Um incêndio destruiu uma indústria têxtil em Bangladesh, matando 112
pessoas, mulheres em sua maioria, que trabalhavam ali em troca de um salário de
29,50 euros mensais. O edifício, que não poderia ali ter mais de três andares,
tinha nove. Os trabalhadores ficaram presos no interior, sem poder sair. Essa
indústria, a Tazreen, fabricava camisas polo, T-shirts, etc. para empresas como
o Auchan, Carrefour, Pimkie, Go Sport, Cora, C&A, H&M. Evidentemente,
além das lágrimas de crocodilo, não se pode esperar muito de nós (que lucramos
alegremente com essa mão-de-obra escrava) para mudar esse estado de coisas. A
revolta só poderá vir dos próprios explorados, no outro lado do mundo. Mesmo os
desempregados franceses, vítimas da globalização, ficam satisfeitos de poderem
comprar uma T-shirt por nove euros.
E lá adiante, ela volta ao assunto:
Quarta-feira, 24 de abril.
Um edifício de oito andares desmoronou perto de Dacca, em Bangladesh.
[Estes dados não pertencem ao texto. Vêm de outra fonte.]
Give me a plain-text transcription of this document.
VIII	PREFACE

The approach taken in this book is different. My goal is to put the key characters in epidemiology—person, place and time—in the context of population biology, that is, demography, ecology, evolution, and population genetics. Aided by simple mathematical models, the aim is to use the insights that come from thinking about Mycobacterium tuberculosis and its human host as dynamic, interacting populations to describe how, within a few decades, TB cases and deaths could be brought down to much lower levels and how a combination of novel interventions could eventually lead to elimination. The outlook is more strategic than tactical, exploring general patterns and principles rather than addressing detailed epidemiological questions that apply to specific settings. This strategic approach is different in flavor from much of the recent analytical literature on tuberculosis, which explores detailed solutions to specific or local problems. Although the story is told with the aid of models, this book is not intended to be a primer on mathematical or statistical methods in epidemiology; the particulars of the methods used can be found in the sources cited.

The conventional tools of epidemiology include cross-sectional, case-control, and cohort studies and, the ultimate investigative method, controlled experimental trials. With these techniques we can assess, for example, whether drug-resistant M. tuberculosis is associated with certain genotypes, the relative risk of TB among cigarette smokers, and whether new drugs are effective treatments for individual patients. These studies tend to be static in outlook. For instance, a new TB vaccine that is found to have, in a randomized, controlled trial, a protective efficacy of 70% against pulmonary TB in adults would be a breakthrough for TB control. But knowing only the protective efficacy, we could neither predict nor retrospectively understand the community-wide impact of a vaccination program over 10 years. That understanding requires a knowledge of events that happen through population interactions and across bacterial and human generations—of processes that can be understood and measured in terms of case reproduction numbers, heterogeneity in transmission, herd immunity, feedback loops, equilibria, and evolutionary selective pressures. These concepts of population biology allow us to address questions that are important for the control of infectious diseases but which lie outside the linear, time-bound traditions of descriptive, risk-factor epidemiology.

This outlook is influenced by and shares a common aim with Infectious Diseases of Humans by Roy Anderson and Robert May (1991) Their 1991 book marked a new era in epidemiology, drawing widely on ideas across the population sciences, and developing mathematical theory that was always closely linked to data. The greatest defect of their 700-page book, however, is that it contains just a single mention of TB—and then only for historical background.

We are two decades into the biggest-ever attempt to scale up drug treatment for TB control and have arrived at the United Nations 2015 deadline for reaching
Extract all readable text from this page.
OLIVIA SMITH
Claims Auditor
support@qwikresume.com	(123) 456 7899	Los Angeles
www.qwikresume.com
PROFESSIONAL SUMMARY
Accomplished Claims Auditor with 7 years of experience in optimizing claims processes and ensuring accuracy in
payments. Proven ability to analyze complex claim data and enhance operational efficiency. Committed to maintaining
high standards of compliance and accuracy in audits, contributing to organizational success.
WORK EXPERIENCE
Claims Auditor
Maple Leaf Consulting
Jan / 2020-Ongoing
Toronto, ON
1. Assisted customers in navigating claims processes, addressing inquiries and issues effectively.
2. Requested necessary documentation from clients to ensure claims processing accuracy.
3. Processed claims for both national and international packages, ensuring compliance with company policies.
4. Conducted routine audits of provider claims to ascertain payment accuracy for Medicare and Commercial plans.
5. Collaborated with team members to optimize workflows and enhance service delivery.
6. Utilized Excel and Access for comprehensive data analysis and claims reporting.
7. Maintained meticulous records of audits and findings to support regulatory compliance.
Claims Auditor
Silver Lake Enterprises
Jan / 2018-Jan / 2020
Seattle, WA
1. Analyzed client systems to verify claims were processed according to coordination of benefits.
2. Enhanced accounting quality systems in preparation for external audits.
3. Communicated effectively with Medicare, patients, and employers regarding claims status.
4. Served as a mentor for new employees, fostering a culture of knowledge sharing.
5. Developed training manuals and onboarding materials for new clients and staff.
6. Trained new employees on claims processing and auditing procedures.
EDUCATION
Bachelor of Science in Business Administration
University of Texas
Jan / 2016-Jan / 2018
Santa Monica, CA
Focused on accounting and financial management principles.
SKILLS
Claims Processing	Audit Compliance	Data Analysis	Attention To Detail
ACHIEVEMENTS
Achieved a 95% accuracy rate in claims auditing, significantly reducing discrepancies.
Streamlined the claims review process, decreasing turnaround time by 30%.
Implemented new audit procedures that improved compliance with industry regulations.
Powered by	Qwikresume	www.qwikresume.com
Pelo menos duzentos mortos. Ateliês de confecção de roupas empregavam ali cerca
de 3 mil operários, para suprir o mercado ocidental.
Quarta-feira, 15 de maio.
O balanço total do desmoronamento do Rana Plaza, em Bangladesh, fechou
em 1.127 mortos. Dos escombros, foram resgatadas etiquetas de marcas como
Carrefour, Camaïeu e Auchan.
Esta frequentadora rotineira do Auchan vê-se arremessada
para o lado errado de uma história trágica, mas não deixa de fazer o registro. Ela
não pode deixar de consumir aqueles produtos e, como a maioria de nós, não se
sente diretamente responsável pelos métodos postos em prática pelos fabricantes
ou comerciantes.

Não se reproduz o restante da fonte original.